Bruno Santana, 36 anos, é transativista e pós-graduado em Gênero, Diversidade e Direitos Humanos pela Universidade da Integração Internacional da Lusofonia Afro-Brasileira (Unilab) e mestrando em educação pela UFBA, observa que a evasão escolar não é uma escolha individual, mas sim uma consequência das violências sofridas no ambiente escolar contra pessoas trans e travestis.

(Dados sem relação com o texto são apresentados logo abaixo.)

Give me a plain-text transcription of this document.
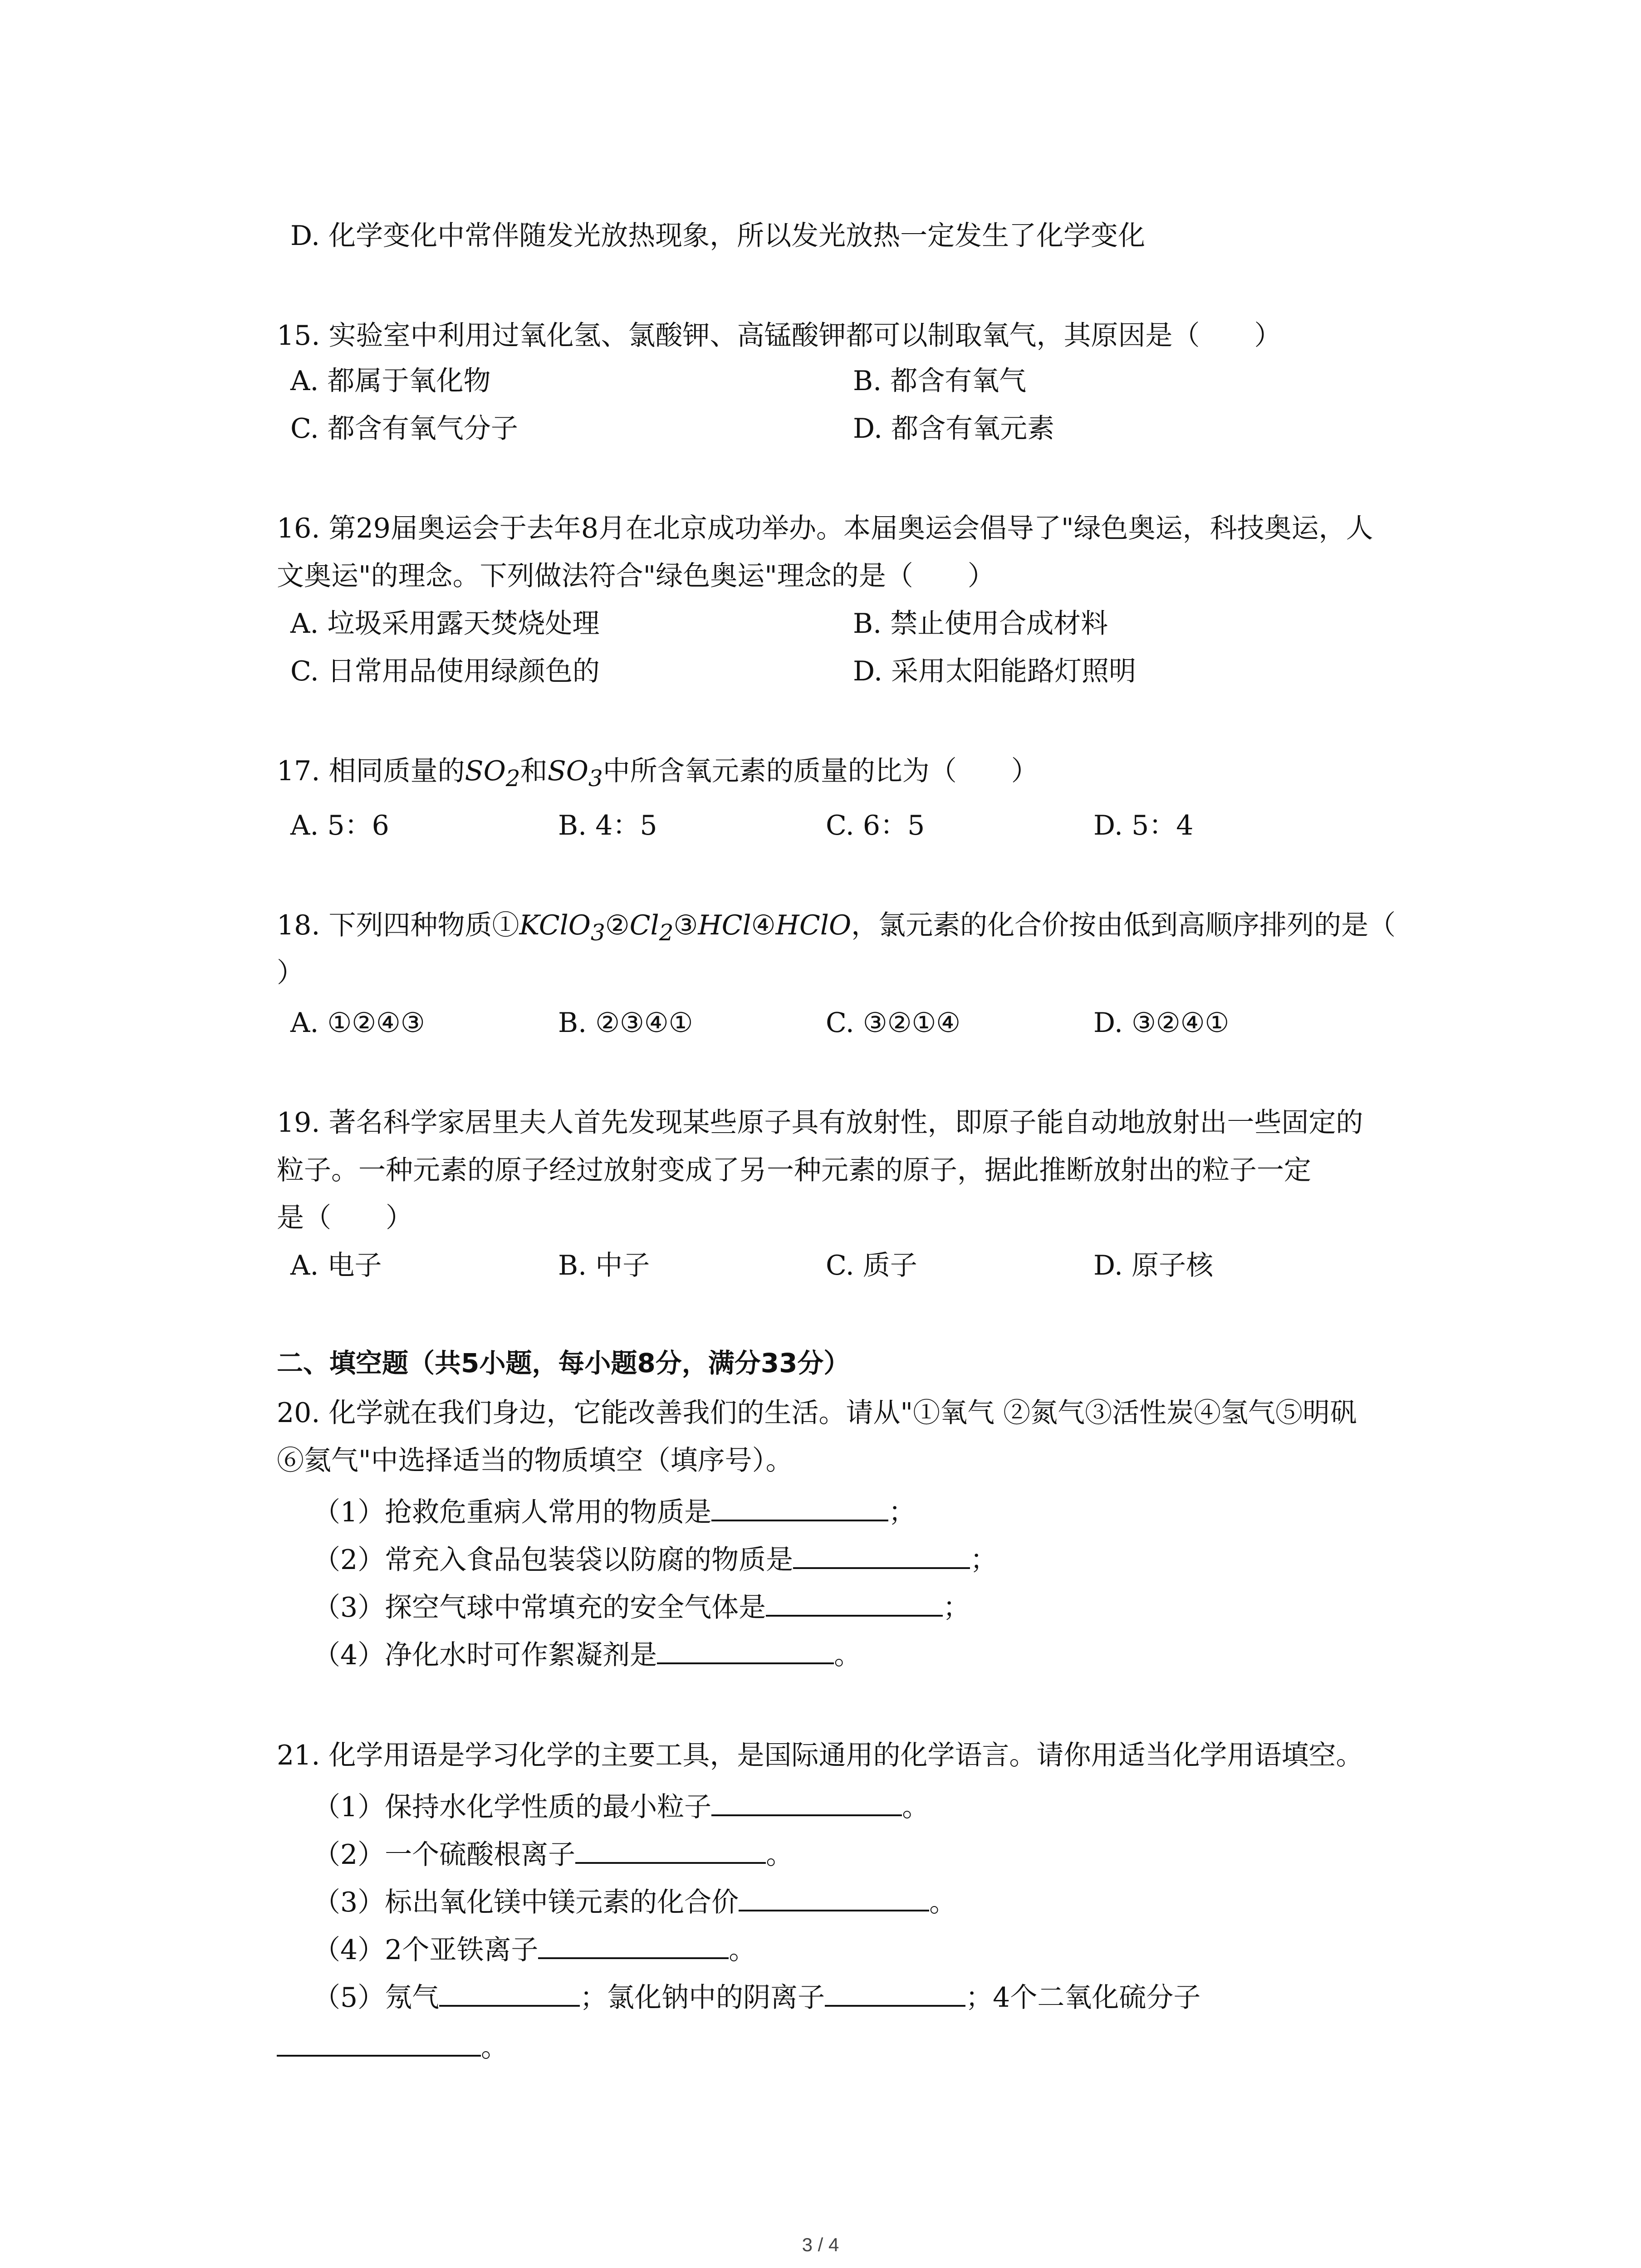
D. 化学变化中常伴随发光放热现象，所以发光放热一定发生了化学变化
15. 实验室中利用过氧化氢、氯酸钾、高锰酸钾都可以制取氧气，其原因是（　　）
A. 都属于氧化物	B. 都含有氧气
C. 都含有氧气分子	D. 都含有氧元素
16. 第29届奥运会于去年8月在北京成功举办。本届奥运会倡导了"绿色奥运，科技奥运，人
文奥运"的理念。下列做法符合"绿色奥运"理念的是（　　）
A. 垃圾采用露天焚烧处理	B. 禁止使用合成材料
C. 日常用品使用绿颜色的	D. 采用太阳能路灯照明
17. 相同质量的$SO_2$和$SO_3$中所含氧元素的质量的比为（　　）
A. 5：6	B. 4：5	C. 6：5	D. 5：4
18. 下列四种物质$①KClO_3②Cl_2③HCl④HClO$，氯元素的化合价按由低到高顺序排列的是（
）
A. ①②④③	B. ②③④①	C. ③②①④	D. ③②④①
19. 著名科学家居里夫人首先发现某些原子具有放射性，即原子能自动地放射出一些固定的
粒子。一种元素的原子经过放射变成了另一种元素的原子，据此推断放射出的粒子一定
是（　　）
A. 电子	B. 中子	C. 质子	D. 原子核
二、填空题（共5小题，每小题8分，满分33分）
20. 化学就在我们身边，它能改善我们的生活。请从"①氧气 ②氮气③活性炭④氢气⑤明矾
⑥氦气"中选择适当的物质填空（填序号）。
（1）抢救危重病人常用的物质是	；
（2）常充入食品包装袋以防腐的物质是	；
（3）探空气球中常填充的安全气体是	；
（4）净化水时可作絮凝剂是	。
21. 化学用语是学习化学的主要工具，是国际通用的化学语言。请你用适当化学用语填空。
（1）保持水化学性质的最小粒子	。
（2）一个硫酸根离子	。
（3）标出氧化镁中镁元素的化合价	。
（4）2个亚铁离子	。
（5）氖气	；氯化钠中的阴离子	；4个二氧化硫分子
。
3 / 4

“Eu tiro esse lugar da evasão, porque é como se a pessoa saísse, é um movimento de culpabilizar a vítima. Não, ela foi violentada a tal ponto e foi convidada a se retirar. Ela foi expulsa daquele espaço. Ela não teve a oportunidade de permanecer naquele espaço que precisa ser um espaço de equidade”, reflete o educador, que durante o seu ciclo educacional também vivenciou a falta de acolhimento.
“Eu era visto como estranho, aberração e isso era algo muito naturalizado dentro da escola. Eu fui perseguido principalmente pelos meninos, que corriam atrás de mim para me bater. Eu era chamado de diversos nomes, tinha esse lugar também de ser o moleque macho. Esses nomes são naturalizados dentro da escola, e é deixado de lado”, desabafa Bruno, salientando que existe uma falta de proposta pedagógica para combater essas violências.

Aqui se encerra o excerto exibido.